They were firm but kind as they persuaded her to get out of the chair, so I knew it was a good place for my mother to spend the rest of her life.

I was also persuaded by a list of acceptable homes checked by the local authority in Monmouthshire.

There was nothing on that list, though, for homes in the next door area covering Newport council, which would have been nearer me in Cardiff.

Newport is, of course, a completely separate local authority with (presumably) different procedures.

While Monmouthshire have partnership agreements and links over acceptable homes there is not the same level of information provided for anxious relatives across authority boundaries.

It is a problem not confined to Wales.

In November problems with a plethora of smaller councils for Wales’ English Midlands neighbour came to a head.

A combined West Midlands ‘super council’ was proposed, forming an alliance between Birmingham City Council, Walsall, Sandwell, Wolverhampton and Dudley authorities was proposed.

These five councils serve a combined population of 3.4 million people (Wales is under 3.1 million).

Solihull and Coventry authorities were also invited to join.

How does the number of councils in Wales affect business?

There is a Welsh government ‘one stop shop’ offering details about 15,000 ‘SMEs’ (Small and Medium-sized Enterprises), which brings together crucial information for businesses wanting to create jobs in Wales.

But the 22 councils in Wales remains daunting for businesses wanting to set up in Wales and I have personally heard managers complaining about the number of councils.

They say they cannot recommend to their overseas bosses that Wales should be a destination for investment as a result.

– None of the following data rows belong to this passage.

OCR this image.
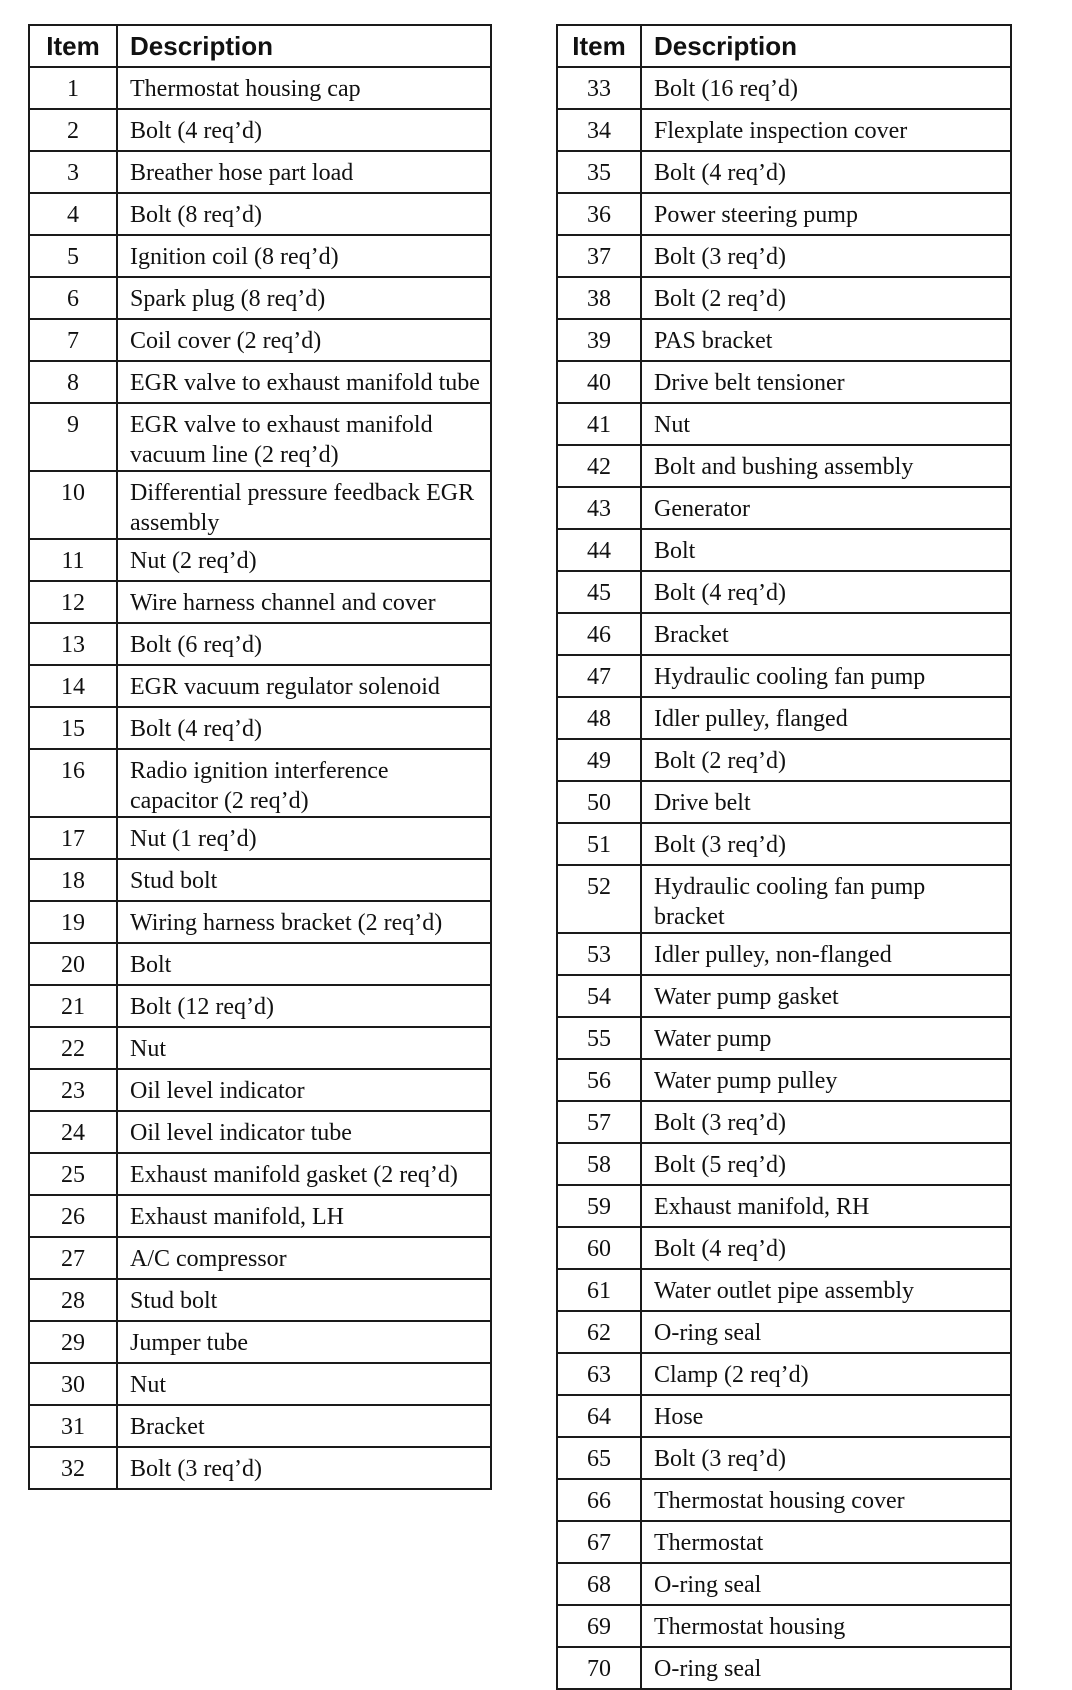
Item	Description
1	Thermostat housing cap
2	Bolt (4 req’d)
3	Breather hose part load
4	Bolt (8 req’d)
5	Ignition coil (8 req’d)
6	Spark plug (8 req’d)
7	Coil cover (2 req’d)
8	EGR valve to exhaust manifold tube
9	EGR valve to exhaust manifold vacuum line (2 req’d)
10	Differential pressure feedback EGR assembly
11	Nut (2 req’d)
12	Wire harness channel and cover
13	Bolt (6 req’d)
14	EGR vacuum regulator solenoid
15	Bolt (4 req’d)
16	Radio ignition interference capacitor (2 req’d)
17	Nut (1 req’d)
18	Stud bolt
19	Wiring harness bracket (2 req’d)
20	Bolt
21	Bolt (12 req’d)
22	Nut
23	Oil level indicator
24	Oil level indicator tube
25	Exhaust manifold gasket (2 req’d)
26	Exhaust manifold, LH
27	A/C compressor
28	Stud bolt
29	Jumper tube
30	Nut
31	Bracket
32	Bolt (3 req’d)
Item	Description
33	Bolt (16 req’d)
34	Flexplate inspection cover
35	Bolt (4 req’d)
36	Power steering pump
37	Bolt (3 req’d)
38	Bolt (2 req’d)
39	PAS bracket
40	Drive belt tensioner
41	Nut
42	Bolt and bushing assembly
43	Generator
44	Bolt
45	Bolt (4 req’d)
46	Bracket
47	Hydraulic cooling fan pump
48	Idler pulley, flanged
49	Bolt (2 req’d)
50	Drive belt
51	Bolt (3 req’d)
52	Hydraulic cooling fan pump bracket
53	Idler pulley, non-flanged
54	Water pump gasket
55	Water pump
56	Water pump pulley
57	Bolt (3 req’d)
58	Bolt (5 req’d)
59	Exhaust manifold, RH
60	Bolt (4 req’d)
61	Water outlet pipe assembly
62	O-ring seal
63	Clamp (2 req’d)
64	Hose
65	Bolt (3 req’d)
66	Thermostat housing cover
67	Thermostat
68	O-ring seal
69	Thermostat housing
70	O-ring seal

Earlier this month the Older People’s Commissioner for Wales, Sarah Rochira said the UK legal system is failing older people and perpetuating abuse.

She called for the law to be changed making it easier to prosecute those who abuse or neglect older people, or those who allow it to happen.

But the system we have now, where older people and their families are not always provided with critical information in a neighbouring authority, is also failing and surely that is a form of abuse.